Münz a souligné que même des incitations financières importantes, comme celles mises en place en Hongrie, n’auraient qu’un impact limité :

« Le salaire auquel je renonce, aujourd’hui et à l’avenir, ainsi que la pension, à laquelle je peux renoncer en partie, représentent plusieurs fois ce que représente le soutien familial. »

Rainer Münz, spécialiste des populations

Il a cependant nuancé son propos :

« Cependant, on peut se demander si nous voulons une société dans laquelle les gens ne sont payés que pour avoir des enfants à grande échelle, comment cela pourrait être financé et qui ferait ensuite le travail. »

Rainer Münz, spécialiste des populations

La migration joue un rôle de plus en plus important dans le bilan démographique autrichien. Près d’une naissance sur quatre en Autriche concerne un enfant dont les parents ne sont pas de nationalité autrichienne. Münz prévoit que cette tendance se poursuivra : « Il est peu probable que cette tendance change. » À long terme, il suggère de se concentrer sur l’amélioration de la formation et de la qualification de la population, compte tenu du nombre décroissant d’enfants.

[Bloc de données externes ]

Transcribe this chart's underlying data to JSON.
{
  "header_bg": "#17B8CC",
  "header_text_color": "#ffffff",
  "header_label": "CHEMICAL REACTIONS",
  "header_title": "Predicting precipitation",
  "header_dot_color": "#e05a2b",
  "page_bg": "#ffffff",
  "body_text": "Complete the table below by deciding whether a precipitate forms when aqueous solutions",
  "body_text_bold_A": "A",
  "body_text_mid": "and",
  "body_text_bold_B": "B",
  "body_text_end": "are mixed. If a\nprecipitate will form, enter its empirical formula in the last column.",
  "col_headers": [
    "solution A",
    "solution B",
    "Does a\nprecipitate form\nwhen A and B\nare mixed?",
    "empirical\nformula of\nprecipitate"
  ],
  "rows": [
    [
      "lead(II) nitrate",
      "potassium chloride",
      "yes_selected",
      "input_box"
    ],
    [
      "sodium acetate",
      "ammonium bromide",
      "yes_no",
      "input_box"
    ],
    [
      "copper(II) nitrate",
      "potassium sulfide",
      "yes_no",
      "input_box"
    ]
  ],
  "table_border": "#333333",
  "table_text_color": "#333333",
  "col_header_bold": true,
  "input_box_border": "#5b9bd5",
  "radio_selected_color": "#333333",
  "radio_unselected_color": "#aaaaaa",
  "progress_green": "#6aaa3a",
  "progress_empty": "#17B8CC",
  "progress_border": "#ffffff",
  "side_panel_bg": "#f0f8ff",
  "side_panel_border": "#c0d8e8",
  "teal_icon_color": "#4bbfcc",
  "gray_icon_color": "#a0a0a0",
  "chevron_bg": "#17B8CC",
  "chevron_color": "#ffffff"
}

Münz a posé la question cruciale de savoir si l’Autriche souhaite compenser le manque de naissances par l’immigration ou si elle préfère envisager une augmentation de la durée de vie active. Il a également souligné que, face à un nombre réduit d’enfants, il est d’autant plus important d’investir dans leur éducation et leur formation :

« Moins il y a d’enfants, plus ils ont de la valeur. Bien sûr aussi en tant que travailleurs. »

Rainer Münz, spécialiste des populations

Ponocny-Seliger a enfin insisté sur l’importance du sentiment de sécurité, tant sur le plan financier que personnel :

« Est-ce que je me sens suffisamment en sécurité pour mettre au monde des enfants en ce moment ? »

Élisabeth Ponocny-Seliger, psychologue à l’Université Sigmund Freud

Elle a également évoqué les aspirations matérielles des jeunes couples :

« Puis-je me permettre une plus grosse voiture ? Le fantasme de la maison à la campagne, où l’enfant joue dans le jardin. »

Élisabeth Ponocny-Seliger, psychologue à l’Université Sigmund Freud

La stabilité est, selon elle, une condition essentielle pour se lancer dans l’aventure de la parentalité.